SPJ national president Paul Fletcher and Sigma Delta Chi Foundation president Robert Leger issued a joint statement after his death, writing:
“For the past several years, the Kiplinger Foundation has donated $10,000 annually to the foundation of the Washington, D.C., SPJ chapter, supporting one of the most generous journalism scholarship programs in the nation, which awards up to $25,000 to students studying in Washington-area colleges and universities. Friends and colleagues describe him as an optimist, a good listener and a thoughtful giver of advice. He’s described by many as an ethical journalist, compassionate and kind man, and someone who stayed grounded through much business and financial success. Kip will be deeply missed by all who had the pleasure of knowing him. His absence will surely be felt at SPJ and SDX.”
A well-known member of the Washington D.C. social and philanthropy scene, Kiplinger “invited three former presidents to a bash at the Capital Hilton hotel. Jimmy Carter and Gerald R. Ford attended. Richard M. Nixon did not. Regardless, Mr. Kiplinger gave $100,000 gifts that evening to each of the three presidential libraries,” according to the Washington Post’s obituary.

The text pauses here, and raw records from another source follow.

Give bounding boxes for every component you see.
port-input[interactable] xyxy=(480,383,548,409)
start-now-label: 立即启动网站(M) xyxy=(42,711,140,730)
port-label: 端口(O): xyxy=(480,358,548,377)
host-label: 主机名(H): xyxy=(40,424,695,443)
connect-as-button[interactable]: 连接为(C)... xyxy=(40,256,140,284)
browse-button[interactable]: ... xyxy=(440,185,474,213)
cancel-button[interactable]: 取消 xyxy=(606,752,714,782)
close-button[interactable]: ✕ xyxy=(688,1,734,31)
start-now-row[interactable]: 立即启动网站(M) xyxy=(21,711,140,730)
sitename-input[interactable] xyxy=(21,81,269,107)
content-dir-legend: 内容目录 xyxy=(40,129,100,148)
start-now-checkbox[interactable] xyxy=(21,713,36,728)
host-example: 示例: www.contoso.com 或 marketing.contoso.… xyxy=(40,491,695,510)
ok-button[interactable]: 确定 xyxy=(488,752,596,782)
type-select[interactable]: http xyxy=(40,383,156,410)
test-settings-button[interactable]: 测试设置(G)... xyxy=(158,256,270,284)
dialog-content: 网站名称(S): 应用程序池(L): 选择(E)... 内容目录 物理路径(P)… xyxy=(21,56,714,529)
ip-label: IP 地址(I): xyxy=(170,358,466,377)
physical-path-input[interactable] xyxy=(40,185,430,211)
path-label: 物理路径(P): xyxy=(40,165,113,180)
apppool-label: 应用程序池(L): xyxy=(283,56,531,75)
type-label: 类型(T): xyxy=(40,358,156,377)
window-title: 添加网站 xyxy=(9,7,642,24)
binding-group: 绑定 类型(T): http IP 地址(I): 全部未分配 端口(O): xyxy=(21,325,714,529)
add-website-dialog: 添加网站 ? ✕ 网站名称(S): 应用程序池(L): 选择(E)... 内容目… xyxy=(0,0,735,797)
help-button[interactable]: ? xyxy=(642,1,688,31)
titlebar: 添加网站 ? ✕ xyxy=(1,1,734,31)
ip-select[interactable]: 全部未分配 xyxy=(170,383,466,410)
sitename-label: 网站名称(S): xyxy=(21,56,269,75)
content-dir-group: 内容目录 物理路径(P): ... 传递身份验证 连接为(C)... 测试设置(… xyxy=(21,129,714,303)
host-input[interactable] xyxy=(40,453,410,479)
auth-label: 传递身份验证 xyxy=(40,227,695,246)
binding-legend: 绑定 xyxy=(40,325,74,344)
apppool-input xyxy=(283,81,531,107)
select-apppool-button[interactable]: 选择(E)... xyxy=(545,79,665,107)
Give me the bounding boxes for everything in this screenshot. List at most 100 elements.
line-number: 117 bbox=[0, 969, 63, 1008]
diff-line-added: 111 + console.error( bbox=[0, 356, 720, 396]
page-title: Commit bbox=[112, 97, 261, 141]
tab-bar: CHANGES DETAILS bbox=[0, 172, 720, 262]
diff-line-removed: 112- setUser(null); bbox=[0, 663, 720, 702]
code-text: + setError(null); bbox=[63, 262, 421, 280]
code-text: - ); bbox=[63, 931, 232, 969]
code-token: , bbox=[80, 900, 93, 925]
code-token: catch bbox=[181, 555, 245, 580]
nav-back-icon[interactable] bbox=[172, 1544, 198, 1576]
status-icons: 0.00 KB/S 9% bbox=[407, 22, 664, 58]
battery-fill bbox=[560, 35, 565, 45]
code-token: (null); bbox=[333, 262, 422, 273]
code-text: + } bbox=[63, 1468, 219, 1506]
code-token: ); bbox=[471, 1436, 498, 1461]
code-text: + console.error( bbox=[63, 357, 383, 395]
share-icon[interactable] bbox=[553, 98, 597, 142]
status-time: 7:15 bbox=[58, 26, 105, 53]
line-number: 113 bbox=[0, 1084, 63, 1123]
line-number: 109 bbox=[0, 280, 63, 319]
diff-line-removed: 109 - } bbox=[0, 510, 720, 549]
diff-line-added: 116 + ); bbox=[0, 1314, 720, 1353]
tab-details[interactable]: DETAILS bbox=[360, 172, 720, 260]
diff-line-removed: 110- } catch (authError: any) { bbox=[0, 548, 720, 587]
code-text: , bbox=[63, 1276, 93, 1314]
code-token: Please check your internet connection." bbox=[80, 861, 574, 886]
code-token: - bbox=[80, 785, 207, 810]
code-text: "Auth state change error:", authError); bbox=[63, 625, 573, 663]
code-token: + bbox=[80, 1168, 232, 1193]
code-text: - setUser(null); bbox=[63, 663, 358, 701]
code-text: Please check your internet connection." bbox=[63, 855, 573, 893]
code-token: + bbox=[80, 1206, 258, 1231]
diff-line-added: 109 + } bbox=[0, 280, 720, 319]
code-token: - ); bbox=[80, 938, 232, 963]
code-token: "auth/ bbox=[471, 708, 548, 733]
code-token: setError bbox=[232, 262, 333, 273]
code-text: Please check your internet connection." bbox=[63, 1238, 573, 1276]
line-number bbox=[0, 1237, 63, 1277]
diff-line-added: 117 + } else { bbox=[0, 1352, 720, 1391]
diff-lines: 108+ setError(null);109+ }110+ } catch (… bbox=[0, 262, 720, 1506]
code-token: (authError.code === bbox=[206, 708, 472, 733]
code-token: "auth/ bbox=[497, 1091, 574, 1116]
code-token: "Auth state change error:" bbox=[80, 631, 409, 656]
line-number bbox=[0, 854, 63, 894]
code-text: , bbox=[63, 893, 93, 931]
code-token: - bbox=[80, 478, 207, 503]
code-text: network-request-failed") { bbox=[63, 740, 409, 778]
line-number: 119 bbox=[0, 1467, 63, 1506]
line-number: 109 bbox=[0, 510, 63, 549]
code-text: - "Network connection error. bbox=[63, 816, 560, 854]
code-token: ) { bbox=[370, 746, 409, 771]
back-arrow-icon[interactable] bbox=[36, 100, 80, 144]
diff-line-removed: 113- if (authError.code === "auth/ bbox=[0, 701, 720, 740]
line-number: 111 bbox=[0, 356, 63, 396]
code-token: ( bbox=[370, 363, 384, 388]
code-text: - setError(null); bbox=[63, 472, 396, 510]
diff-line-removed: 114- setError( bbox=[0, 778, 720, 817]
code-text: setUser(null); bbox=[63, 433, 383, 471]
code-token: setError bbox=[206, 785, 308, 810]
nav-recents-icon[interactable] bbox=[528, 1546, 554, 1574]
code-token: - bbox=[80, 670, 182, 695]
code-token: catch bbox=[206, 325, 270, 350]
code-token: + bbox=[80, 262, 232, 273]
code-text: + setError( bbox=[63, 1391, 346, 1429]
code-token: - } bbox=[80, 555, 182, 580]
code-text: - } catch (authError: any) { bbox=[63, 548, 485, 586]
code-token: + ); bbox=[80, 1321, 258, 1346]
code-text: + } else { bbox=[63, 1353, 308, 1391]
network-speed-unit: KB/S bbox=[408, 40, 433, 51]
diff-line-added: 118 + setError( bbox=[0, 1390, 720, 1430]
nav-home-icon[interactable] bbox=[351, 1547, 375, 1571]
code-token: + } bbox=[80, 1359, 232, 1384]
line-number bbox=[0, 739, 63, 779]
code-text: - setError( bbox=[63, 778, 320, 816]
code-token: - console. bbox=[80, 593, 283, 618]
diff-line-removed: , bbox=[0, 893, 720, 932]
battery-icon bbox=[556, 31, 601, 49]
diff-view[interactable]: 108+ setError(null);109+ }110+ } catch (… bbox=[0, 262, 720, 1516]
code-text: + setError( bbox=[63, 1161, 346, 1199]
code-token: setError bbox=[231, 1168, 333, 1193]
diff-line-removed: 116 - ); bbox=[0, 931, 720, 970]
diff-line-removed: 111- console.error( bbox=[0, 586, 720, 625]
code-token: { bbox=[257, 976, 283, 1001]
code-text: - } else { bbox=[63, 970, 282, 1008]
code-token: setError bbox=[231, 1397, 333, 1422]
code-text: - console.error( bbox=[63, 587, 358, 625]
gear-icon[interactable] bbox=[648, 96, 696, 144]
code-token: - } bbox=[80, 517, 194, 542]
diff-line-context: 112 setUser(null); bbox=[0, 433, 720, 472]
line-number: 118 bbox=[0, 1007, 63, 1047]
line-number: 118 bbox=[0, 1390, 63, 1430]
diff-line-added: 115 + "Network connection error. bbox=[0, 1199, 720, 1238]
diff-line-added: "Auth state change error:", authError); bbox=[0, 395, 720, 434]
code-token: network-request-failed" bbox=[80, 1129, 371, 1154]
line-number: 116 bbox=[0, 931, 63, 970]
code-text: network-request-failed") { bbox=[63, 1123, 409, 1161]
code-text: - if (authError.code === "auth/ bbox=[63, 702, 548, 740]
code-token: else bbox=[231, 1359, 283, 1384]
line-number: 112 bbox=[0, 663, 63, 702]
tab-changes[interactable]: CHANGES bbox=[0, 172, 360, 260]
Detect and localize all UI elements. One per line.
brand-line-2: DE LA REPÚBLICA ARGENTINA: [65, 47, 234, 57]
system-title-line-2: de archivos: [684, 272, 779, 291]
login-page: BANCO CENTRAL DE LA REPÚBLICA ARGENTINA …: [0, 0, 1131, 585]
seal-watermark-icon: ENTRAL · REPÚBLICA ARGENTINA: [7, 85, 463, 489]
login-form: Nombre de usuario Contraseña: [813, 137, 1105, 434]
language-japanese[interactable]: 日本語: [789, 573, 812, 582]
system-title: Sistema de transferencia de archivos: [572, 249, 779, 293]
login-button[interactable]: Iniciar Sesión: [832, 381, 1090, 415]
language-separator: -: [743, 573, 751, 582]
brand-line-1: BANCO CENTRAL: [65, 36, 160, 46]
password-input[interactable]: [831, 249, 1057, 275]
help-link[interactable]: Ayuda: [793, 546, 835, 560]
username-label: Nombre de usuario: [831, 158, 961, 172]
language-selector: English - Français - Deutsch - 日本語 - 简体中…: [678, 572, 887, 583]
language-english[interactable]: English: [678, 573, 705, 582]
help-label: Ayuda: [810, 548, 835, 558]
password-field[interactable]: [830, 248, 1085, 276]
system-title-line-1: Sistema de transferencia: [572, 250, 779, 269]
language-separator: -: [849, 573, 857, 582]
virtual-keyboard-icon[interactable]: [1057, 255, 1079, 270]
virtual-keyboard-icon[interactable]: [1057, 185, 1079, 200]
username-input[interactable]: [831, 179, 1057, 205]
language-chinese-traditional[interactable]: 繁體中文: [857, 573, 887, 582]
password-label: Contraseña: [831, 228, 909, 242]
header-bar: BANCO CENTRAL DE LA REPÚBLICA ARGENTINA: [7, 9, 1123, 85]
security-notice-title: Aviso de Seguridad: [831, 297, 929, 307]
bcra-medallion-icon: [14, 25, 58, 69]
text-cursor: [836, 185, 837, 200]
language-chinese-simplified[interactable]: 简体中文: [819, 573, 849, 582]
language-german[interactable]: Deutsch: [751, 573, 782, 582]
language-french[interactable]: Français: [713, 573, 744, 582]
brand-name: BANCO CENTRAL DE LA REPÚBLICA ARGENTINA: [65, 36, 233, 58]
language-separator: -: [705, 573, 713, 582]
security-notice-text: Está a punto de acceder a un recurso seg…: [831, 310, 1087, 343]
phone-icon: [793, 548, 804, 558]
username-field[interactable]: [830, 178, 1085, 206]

Kiplinger was active with SPJ’s Washington D.C. chapter and a member of the chapter hall of fame, along with his father. He helped mark the chapter’s 75th anniversary in 2011 – the same year he himself marked 75 years as an SPJ member.
Speaking at that anniversary celebration, Kiplinger said, “As far as longevity is concerned, I’d like to quote our good friend and our wonderful, esteemed colleague Dick Straut,” noting something Straut said after receiving an award about advice to younger journalists. “Just hang in there,” Kiplinger recalled Straut saying, “and sooner or later someone will mistake longevity for merit.”
He went on to address the dynamic changes in the journalism and information technology industry over his career, and how journalists should respond to a changing, digitally focused industry.
“We respond by doing the job that we do,” he said. “And we’ve done it now for many centuries. It consists of producing the content. That is going to be essential regardless of how it’s delivered.”
Kiplinger noted that in an age of much change and many voices online, sorting out reliable information for the public is hard, and it’s important for journalists’ voices to stand out.
“Eventually, the more important thing is how the public, whether we call them readers or viewers or listeners or whatever they are, they’re going to have to figure out some sort of common sense way of separating the wheat from the chaff.”
Closing his remarks to his fellow journalists and SPJ members, Kiplinger ended on a positive tone.
“Congratulations on your picking the best profession in the world.”